En réalité, sur le front de l’économie, les 70% d’électeurs acquis à un camp n’attendent guère de surprise. Dans le cas républicain, ils sont conscients que leur favori baissera les impôts, réduira les dépenses sociales, tranchera dans les budgets, hormis la Défense. Les 20 à 30% d’indécis sont, eux, bien moins focalisés sur l’économie, Obama leur donnant l’impression de «gérer». La différence s’est faite sur les questions sociales, sur la situation instantanée du pays. Une phrase peut alors suffire à faire perdre du terrain. Souvenez-vous de la tirade de Mitt Romney sur le fait que 47% des Américains étaient des assistés votant nécessairement pour Obama.

– Est-ce la fin d’un cycle républicain, entamé sous Ronald Reagan, reflet de la remise en cause des versets de l’ultralibéralisme?

– Le vrai problème des républicains reste que le socle d’électeurs sur lequel s’appuie Romney augmente de façon proportionnelle à leur âge. Le noyau dur des militants vieillit. Peut-être est-ce injuste, mais Mitt Romney a été perçu comme une réminiscence d’un passé certes glorieux – Reagan, les années 1950 – mais dont la page est tournée. Cela me rappelle le «pont vers le futur» auquel s’était associé Bill Clinton en 1996, balayant un Bob Dole se posant en «lien vers le passé» d’une Amérique idéalisée. De plus, ce parti ne résonne guère aux oreilles de populations en pleine croissance, comme les Hispaniques. A mon sens, les républicains vont tenter de toucher les classes moins privilégiées, d’adopter une attitude plus consensuelle sur des questions de société. Et puis, il leur faudra trouver un candidat à même de galvaniser les foules.
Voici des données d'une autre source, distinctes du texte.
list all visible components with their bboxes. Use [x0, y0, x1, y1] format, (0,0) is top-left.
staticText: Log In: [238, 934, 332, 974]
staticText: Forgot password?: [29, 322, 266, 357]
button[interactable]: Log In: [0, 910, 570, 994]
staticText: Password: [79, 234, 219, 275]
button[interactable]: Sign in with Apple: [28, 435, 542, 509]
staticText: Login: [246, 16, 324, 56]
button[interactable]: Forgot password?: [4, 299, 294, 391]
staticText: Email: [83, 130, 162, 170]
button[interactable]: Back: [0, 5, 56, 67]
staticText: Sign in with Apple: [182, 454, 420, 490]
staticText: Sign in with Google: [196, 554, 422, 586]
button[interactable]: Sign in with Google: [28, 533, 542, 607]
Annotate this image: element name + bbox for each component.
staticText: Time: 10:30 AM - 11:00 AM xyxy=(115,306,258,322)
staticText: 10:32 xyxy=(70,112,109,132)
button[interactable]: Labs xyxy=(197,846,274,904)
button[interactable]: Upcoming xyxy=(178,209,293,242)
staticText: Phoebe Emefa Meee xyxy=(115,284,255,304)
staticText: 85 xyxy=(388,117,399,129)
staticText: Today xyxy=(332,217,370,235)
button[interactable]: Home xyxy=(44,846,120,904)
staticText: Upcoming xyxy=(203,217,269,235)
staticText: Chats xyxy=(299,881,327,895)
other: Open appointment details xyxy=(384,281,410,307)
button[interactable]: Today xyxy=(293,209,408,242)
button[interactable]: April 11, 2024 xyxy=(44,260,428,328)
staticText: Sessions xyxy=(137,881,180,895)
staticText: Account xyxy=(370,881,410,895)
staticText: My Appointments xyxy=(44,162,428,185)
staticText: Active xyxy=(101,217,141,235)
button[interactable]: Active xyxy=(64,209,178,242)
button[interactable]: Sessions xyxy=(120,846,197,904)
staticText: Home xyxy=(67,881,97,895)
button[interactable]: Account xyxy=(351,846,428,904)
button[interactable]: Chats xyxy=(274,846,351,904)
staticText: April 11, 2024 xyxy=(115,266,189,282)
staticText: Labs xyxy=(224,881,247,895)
– La frange la plus à droite – le front du Tea Party qui a imposé son rythme aux primaires – ne les en empêchera-t-elle pas?
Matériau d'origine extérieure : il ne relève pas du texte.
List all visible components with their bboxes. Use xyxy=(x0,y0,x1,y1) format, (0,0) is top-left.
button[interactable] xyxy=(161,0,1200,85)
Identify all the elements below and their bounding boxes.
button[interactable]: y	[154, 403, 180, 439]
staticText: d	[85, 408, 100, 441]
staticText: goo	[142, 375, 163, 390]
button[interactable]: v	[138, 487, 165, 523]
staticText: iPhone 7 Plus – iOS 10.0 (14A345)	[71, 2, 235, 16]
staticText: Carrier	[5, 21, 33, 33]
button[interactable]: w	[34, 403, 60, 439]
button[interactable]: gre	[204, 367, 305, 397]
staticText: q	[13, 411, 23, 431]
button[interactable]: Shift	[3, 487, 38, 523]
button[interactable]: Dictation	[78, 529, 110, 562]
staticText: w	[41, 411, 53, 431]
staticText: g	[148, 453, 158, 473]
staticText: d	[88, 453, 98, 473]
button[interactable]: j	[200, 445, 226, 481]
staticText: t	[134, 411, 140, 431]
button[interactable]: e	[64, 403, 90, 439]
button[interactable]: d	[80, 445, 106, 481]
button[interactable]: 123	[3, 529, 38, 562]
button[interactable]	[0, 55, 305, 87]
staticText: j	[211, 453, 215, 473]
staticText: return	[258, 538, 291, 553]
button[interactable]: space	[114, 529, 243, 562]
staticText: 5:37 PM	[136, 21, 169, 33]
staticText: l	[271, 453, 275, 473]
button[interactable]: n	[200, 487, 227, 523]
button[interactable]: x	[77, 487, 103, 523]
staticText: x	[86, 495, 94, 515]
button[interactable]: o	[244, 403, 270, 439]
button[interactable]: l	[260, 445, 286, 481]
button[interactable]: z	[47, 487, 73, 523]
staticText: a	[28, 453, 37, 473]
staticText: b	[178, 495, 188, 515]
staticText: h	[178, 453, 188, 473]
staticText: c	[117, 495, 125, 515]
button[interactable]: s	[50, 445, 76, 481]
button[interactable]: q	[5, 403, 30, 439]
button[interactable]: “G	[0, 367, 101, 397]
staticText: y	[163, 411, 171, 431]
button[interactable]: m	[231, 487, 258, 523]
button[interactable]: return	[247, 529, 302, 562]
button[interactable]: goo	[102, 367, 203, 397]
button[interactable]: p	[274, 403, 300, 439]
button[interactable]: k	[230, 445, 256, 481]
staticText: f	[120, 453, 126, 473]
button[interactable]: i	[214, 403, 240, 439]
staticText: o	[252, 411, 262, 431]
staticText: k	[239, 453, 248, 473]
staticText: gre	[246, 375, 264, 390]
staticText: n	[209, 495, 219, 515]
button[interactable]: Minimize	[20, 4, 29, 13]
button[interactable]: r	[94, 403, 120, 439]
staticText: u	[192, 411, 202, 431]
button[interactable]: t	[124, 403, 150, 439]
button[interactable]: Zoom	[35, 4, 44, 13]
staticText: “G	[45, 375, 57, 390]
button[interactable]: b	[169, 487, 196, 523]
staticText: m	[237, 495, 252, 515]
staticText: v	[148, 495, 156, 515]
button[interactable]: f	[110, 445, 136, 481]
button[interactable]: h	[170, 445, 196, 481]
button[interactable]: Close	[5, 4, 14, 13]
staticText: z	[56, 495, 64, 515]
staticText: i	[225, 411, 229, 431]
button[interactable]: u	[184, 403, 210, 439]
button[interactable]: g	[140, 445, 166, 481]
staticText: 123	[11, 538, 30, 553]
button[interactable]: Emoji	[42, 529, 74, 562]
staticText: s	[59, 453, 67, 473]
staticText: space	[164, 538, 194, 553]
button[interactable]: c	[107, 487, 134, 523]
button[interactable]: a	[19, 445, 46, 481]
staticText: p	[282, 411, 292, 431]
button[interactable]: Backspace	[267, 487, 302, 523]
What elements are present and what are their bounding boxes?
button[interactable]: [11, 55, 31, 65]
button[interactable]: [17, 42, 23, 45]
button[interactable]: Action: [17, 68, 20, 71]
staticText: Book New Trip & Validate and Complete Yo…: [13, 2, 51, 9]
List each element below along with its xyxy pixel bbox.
– Tant de choses sont lancées lors des primaires… Il faut être le plus anti-Obama, le plus anti-immigration, anti-Etat, anti-avortement. Cela n’est pas l’apanage d’un camp. Souvenez-vous de la violence des critiques à l’encontre de Bush et de «ses» guerres, lors des primaires démocrates, il y a quatre ans. En fin de compte, où peuvent aller ces votes ultra-conservateurs, sinon vers le candidat républicain? Ils ne peuvent s’imposer en troisième force. Pas à l’échelle nationale. Rappelez-vous Ross Perrot .
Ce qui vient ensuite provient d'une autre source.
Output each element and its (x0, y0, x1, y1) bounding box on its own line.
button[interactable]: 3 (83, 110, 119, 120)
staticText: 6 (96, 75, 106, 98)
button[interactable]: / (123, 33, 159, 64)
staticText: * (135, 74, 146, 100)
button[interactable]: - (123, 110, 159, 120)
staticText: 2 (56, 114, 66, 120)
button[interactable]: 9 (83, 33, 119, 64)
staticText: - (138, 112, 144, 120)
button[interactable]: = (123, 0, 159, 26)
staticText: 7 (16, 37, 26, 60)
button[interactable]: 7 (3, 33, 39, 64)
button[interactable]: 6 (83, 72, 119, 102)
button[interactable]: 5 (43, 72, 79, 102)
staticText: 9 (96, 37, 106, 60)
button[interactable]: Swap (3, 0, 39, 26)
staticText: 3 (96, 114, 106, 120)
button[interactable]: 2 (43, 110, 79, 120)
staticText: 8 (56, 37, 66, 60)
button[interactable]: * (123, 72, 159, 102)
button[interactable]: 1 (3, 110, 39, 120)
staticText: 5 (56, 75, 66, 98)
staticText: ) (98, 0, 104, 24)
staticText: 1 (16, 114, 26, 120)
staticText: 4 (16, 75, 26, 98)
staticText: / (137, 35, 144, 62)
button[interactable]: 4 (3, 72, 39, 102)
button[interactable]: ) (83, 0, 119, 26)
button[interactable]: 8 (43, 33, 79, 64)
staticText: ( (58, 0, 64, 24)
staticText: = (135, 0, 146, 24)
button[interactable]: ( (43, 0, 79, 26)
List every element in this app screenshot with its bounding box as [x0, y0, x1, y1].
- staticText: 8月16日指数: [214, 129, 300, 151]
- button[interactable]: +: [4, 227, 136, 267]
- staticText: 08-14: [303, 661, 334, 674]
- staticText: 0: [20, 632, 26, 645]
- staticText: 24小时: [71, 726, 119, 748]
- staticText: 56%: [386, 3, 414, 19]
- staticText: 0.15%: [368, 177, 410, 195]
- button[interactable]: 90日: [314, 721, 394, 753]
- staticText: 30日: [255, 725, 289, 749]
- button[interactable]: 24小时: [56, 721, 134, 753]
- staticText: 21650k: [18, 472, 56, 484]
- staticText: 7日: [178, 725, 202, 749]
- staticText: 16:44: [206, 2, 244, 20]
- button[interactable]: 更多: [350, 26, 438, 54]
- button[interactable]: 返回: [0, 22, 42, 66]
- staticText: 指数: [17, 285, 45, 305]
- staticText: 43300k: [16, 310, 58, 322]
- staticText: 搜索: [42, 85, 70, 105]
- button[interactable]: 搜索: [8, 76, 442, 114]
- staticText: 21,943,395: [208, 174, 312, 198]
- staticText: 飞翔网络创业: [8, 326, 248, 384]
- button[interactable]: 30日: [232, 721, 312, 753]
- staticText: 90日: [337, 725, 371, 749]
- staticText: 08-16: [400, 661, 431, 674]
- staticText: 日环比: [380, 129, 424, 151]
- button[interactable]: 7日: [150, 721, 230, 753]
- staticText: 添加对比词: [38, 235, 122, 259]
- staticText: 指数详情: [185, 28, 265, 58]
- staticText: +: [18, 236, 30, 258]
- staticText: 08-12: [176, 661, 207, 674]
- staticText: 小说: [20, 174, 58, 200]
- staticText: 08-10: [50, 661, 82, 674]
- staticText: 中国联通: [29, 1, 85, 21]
– Mitt Romney, va-t-il disparaître dans les limbes de l’histoire?

– Peut-être bien. Peut-être à l’image de Walter Mondale, candidat malheureux contre Reagan, en 1984. Qui se souvient des accomplissements de ce vice-président de Carter? Qui se souvient même qu’il avait été le premier à choisir une femme comme colistière pour la Maison-Blanche?